Besides the above factors which affect the nutrient availability for plant and fish, system designs, plant and fish species and other physical factors such as temperature, light sources and photoperiod all add up the managing complexity for a steady state of nutrient flow, which can be essential for the stable and predictable production of fish and plant in aquaponics system. Since photoperiod affects photosynthesis and plant growth, the increase of photoperiod may also increase the removal capacity of nutrients in aquatic macrophyte. Some studies have showed that the growth and productivity of floating aquatic macrophytes are directly related to the intensity and amount of light, so are the absorption rates for nutrients (Gopal, 1987; Urbanc-Bercic and Gaberscik, 1989). Petrucio and Esteves (2000) found that 2 h longer photoperiod a day enabled two aquatic macrophytes to reduce more nutrients from the water. Feeding frequency can affect feed intake of fish, quantity of uneaten feed, feed utilization efficiency and consequently, metabolite and excreta of fish and water quality. In an intensive culture of fingerling walleye Stizostedion vitreum, Phillips et al. (1998) found that higher frequency feeding resulted in higher daily dissolved oxygen (DO) and lower total ammonia nitrogen. Postlarval Ayu Plecoglossus altivelis with higher feeding frequency at lower feeding rate had higher survival and growth (Cho et al., 2003). When fed at 10% body weight daily, newly weaned Australian snapper Pagrus auratus fed 8 times a day had higher growth and lower size heterogeneity than fed 4 and 2 times a day (Tucker et al., 2006).
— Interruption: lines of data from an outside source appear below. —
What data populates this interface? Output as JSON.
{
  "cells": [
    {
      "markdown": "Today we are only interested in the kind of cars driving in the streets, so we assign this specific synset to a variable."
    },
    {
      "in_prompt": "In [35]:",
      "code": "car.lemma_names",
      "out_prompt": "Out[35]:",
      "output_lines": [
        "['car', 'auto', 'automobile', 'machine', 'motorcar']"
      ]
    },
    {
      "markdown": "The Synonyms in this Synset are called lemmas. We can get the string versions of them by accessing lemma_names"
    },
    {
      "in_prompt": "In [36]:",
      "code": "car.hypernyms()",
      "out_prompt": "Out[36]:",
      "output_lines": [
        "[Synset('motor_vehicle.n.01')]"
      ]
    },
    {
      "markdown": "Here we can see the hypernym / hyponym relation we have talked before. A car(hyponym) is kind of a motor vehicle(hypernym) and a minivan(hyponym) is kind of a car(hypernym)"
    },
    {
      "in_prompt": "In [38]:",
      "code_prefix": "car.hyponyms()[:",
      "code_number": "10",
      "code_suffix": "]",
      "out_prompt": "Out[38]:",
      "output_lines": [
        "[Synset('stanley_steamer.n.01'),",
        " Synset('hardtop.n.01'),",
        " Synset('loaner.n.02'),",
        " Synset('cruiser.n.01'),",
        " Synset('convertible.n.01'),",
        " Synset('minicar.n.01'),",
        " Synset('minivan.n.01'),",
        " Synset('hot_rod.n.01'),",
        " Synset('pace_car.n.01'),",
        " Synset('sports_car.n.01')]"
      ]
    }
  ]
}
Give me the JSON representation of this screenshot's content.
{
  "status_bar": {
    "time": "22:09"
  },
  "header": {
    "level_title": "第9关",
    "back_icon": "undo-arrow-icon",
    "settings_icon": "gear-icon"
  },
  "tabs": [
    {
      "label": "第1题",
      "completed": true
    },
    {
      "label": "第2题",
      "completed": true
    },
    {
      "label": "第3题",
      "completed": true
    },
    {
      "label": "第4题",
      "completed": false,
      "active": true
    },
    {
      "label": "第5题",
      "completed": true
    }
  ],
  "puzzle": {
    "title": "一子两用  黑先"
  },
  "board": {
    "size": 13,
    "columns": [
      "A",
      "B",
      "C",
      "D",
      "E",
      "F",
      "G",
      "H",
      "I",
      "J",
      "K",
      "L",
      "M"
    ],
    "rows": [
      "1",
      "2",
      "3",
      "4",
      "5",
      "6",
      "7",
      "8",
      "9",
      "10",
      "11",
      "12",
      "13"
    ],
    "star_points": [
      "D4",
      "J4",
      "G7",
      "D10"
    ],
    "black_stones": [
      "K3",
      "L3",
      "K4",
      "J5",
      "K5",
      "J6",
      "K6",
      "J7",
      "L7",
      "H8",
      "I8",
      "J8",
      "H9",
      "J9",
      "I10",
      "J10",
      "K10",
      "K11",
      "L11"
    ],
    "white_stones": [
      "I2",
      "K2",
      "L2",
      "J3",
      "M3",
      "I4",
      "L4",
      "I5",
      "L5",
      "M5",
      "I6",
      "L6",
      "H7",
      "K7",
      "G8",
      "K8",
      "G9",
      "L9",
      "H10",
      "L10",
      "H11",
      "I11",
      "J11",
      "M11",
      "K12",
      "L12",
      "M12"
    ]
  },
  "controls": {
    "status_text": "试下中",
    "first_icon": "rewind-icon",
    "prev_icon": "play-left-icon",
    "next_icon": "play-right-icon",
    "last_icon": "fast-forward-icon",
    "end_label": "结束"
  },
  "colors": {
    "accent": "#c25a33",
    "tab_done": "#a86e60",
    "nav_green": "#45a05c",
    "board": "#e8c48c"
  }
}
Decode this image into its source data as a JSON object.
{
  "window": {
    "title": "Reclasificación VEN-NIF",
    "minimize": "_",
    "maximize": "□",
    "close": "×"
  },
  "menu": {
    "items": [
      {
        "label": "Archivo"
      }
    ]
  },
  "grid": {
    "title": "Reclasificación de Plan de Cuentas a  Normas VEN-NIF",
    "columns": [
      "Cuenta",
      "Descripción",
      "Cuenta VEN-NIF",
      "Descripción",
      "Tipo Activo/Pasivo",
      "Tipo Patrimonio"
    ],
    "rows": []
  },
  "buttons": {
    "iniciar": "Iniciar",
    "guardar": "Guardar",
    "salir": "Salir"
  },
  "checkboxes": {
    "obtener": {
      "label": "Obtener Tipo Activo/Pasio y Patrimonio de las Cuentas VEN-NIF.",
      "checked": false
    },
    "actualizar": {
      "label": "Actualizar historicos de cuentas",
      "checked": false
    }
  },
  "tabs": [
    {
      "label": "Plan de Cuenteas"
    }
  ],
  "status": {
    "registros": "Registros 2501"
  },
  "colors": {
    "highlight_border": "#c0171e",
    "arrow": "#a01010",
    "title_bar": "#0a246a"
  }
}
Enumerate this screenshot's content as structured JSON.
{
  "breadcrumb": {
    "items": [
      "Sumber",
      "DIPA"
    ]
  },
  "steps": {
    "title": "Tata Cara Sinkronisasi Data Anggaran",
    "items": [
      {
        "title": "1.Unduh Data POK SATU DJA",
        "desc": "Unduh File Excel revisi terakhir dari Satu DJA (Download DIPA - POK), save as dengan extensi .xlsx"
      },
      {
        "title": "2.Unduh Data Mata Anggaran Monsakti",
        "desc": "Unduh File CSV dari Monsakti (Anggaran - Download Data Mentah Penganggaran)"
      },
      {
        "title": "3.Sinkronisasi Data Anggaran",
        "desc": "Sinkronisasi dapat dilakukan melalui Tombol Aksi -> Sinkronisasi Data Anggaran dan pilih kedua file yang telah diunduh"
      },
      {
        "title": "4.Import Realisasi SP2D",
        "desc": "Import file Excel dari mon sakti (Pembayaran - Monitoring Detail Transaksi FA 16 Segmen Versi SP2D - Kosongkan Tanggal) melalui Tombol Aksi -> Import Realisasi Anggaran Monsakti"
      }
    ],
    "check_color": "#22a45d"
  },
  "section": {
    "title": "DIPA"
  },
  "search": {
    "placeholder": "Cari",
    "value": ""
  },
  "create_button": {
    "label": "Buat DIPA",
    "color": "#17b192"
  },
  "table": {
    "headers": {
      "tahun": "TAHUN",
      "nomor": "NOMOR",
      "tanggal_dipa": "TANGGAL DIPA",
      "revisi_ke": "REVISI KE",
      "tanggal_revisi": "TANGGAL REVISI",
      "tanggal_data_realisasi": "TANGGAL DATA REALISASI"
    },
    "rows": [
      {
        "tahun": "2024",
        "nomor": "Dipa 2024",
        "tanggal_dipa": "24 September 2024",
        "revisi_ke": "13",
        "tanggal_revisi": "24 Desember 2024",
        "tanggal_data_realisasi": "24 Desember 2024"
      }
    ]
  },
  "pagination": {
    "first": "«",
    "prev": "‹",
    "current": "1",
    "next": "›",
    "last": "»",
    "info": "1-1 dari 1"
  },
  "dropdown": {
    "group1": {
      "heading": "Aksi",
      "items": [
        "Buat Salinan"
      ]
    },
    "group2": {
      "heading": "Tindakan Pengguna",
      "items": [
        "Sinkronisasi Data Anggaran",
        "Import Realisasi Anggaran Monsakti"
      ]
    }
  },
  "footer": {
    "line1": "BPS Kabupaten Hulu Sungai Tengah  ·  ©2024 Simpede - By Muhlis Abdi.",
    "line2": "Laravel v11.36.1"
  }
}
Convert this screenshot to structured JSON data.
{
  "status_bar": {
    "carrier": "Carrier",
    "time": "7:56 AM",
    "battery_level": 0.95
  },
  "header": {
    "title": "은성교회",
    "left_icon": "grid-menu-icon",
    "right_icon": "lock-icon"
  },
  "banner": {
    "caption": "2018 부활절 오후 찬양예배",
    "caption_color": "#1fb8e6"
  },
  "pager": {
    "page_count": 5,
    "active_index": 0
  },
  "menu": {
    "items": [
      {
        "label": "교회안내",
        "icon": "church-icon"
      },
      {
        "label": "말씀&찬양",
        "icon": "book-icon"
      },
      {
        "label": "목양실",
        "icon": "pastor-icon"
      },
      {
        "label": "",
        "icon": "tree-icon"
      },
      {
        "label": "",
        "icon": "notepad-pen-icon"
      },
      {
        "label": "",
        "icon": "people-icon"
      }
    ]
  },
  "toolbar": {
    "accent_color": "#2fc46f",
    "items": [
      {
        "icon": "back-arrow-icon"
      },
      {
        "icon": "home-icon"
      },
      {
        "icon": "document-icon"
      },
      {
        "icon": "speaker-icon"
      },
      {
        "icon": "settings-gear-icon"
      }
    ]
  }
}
Therefore, in the present study we investigate under a constant nutrient input, namely, the feeding rate, if increasing photoperiod can increase plant production, concomitantly, plant's filtering capacity and nutrient concentration in water and also if increasing feeding frequency can even out through time, fish metabolite and excrete, concomitantly, stabilize water quality and increase fish production.